Menace de tempête

Le temps venteux affole les oiseaux. Comme si une tempête arrivait. Le rapace plutôt dans l’aisance habituellement, semble voler de manière heurtée. Malgré la lenteur du temps qui passe, la vie s’arrête l’espace d’un instant. Les plumes volent, le temps s’obscurcit et se durcit. La nuit tombe prématurément, tout le monde est rentré. Le temps est suspendu. Chacun se prépare au passage de cet orage. Les éclairs illuminent le ciel et les premiers grondements se font entendre. Il est déjà huit heures et le sommeil me gagne. J’aime le bruit du vent qui essaie de s’engouffrer par tous les interstices. Je me sens à l’abri des murs épais de la maison.

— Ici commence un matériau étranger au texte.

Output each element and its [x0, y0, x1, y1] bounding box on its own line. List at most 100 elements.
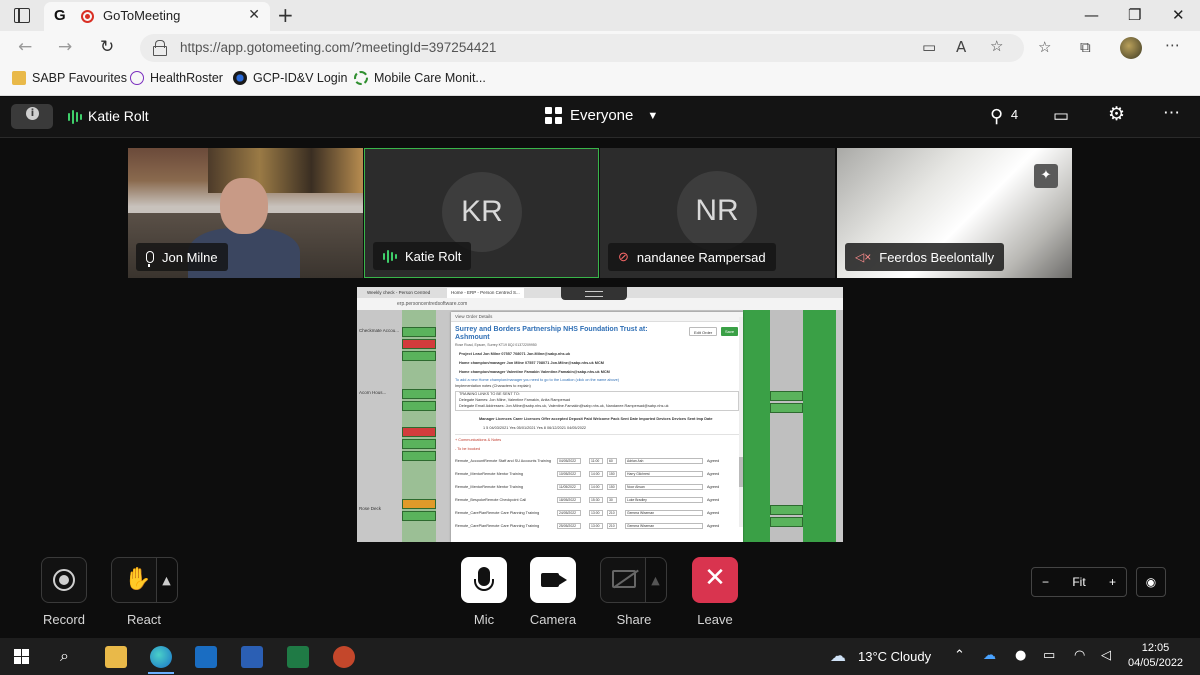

L’illusion d’un petit matin d’été. La chaleur et la lenteur. Toute la journée devant soi. La remplir ou pas. L’action ou l’immobilité. La liberté de ce choix pendant les vacances. Ne pas regarder l’heure, écouter son corps, son cœur, ses envies. Pas de planning, pas de programme. Randonner sur les chemins ou siester dans le patio. Au soleil sur la plage ou à l’ombre de l’arbre. Au milieu de la foule ou au milieu de nulle part. Rester vivant et le ressentir. De longs palabres ou le silence de soi. Le bruit des mouettes au-dessus de ma tête, mais au bord de la mer, elles ne chantent pas comme à Paris. Sûrement à cause de l’air ou de ce qu’elles mangent. Parfois, la brume m’enveloppe et mon esprit s’égare dans des considérations tempétueuses. L’hésitation m’envahit. L’abri ou l’aventure. Prendre le temps, mais pas trop quand même car il file plus vite que l’on ne le souhaiterait. C’est ça les vacances, une question de temps et pas uniquement météorologique. Une vague à l’horizon, un sentier qui mène à la mer. Le sel de l’eau déposé sur la peau qui pique ensuite au soleil. J’aime ces moments de flottement entre sommeil et éveil. Je ne sais plus dans lequel de ces états mon esprit vagabonde. Dans quelle couleur il navigue. Il serait bon de le clarifier. L’espoir fait vivre. Dans ma tête aussi la tempête sévit, l’orage menace. Je me réveille et me lève d’un bond. Face à moi la mer s’étale dans toute sa splendeur. Je la rejoins et plonge en son sein car elle m’apaise par son immensité. Mon corps se sent chez lui. De petites vagues me heurtent mais en douceur. Les reflets d’argent se posent à la surface marquant la fin de l’après-midi. Je vais rentrer, heureuse de cette lente journée.